Selam okurlarım 💕
Bölüm başlığı şampuan reklamı gibi olmuş şimdi farkettim ama korkmayın bölüm gayet bölüm (Yazar burada güzel bir şeyden bahsetmeye çalıştı ama kelimelere dökemedi ama sizlerin anlayışına güveniyor )
Bu akşam İstanbul'da çok güzel bir yağmur vardı. Yağmurla birlikte ilham perilerimde gelmiş gibi, soluğu bilgisayarımın başında aldım. Beni yazarken mutlu eden bir bölüm oldu, umarım sizleri de okurken tatmin eder.
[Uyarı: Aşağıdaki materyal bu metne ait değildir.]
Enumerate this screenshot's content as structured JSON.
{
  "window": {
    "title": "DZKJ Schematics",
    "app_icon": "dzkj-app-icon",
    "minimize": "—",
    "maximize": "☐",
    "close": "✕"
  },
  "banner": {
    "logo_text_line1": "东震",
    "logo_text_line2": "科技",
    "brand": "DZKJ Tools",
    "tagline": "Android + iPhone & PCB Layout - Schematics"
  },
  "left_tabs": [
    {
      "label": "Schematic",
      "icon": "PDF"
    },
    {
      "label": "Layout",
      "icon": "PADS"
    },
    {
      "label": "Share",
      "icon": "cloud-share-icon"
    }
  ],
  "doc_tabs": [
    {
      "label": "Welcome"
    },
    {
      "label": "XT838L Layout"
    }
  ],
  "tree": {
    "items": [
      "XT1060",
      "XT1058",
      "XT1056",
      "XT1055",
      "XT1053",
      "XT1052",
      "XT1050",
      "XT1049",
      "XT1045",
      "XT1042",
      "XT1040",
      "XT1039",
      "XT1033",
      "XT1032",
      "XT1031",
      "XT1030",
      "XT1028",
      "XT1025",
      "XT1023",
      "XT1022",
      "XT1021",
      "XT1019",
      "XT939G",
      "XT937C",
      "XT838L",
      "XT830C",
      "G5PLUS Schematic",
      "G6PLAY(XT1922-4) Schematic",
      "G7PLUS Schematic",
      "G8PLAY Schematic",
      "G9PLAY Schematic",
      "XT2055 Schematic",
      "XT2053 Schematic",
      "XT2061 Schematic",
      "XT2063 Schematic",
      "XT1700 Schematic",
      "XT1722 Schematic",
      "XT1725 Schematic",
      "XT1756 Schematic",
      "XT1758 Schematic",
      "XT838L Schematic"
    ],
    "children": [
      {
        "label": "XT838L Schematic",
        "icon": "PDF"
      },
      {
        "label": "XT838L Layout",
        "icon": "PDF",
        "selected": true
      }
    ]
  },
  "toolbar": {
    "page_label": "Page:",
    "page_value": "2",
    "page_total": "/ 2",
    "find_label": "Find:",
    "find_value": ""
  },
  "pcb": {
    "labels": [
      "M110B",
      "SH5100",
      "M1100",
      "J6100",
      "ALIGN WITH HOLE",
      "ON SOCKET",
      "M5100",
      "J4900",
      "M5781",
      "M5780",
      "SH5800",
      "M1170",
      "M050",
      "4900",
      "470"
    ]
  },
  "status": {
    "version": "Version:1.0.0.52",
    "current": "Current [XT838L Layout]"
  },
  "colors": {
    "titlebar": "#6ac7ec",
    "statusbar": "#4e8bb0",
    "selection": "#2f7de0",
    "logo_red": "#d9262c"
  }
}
Yatmadan şunu paylaşayım dedim. Bölüm bitti ama bendeki yazma isteği bitmedi. Bunu bitmek bilmeyen bu mesajımdan anladım. Neyse çok konuştum gidiyorum, iyi okumalar 😘😄
✳✳
Kendimi kirli hissederek uyandım. Yaşananların üzerinden yalnızca saatler geçmişti.
İçimde büyük bir kırgınlık var. Geçmişimin ve yaşamımın yok oluşunun kırgınlığı.. Aslan'ın, hayatıma giden tüm yolları kapatmış olmasının kırgınlığı.. Tarık'ın kırgınlığı.. Geçmişimde yaşayamadıklarımın kırgınlığı...
Bu kırgınlık şu andan ta çocukluluğuma kadar uzanabilir. Henüz daha sekiz aylıkken, ailesi tarafından reddedilerek sokağa bırakılan çocuğun kırgınlığı. Eylül ayında sokakta ağlarken bulunan öksüzün, yetimin kırgınlığı.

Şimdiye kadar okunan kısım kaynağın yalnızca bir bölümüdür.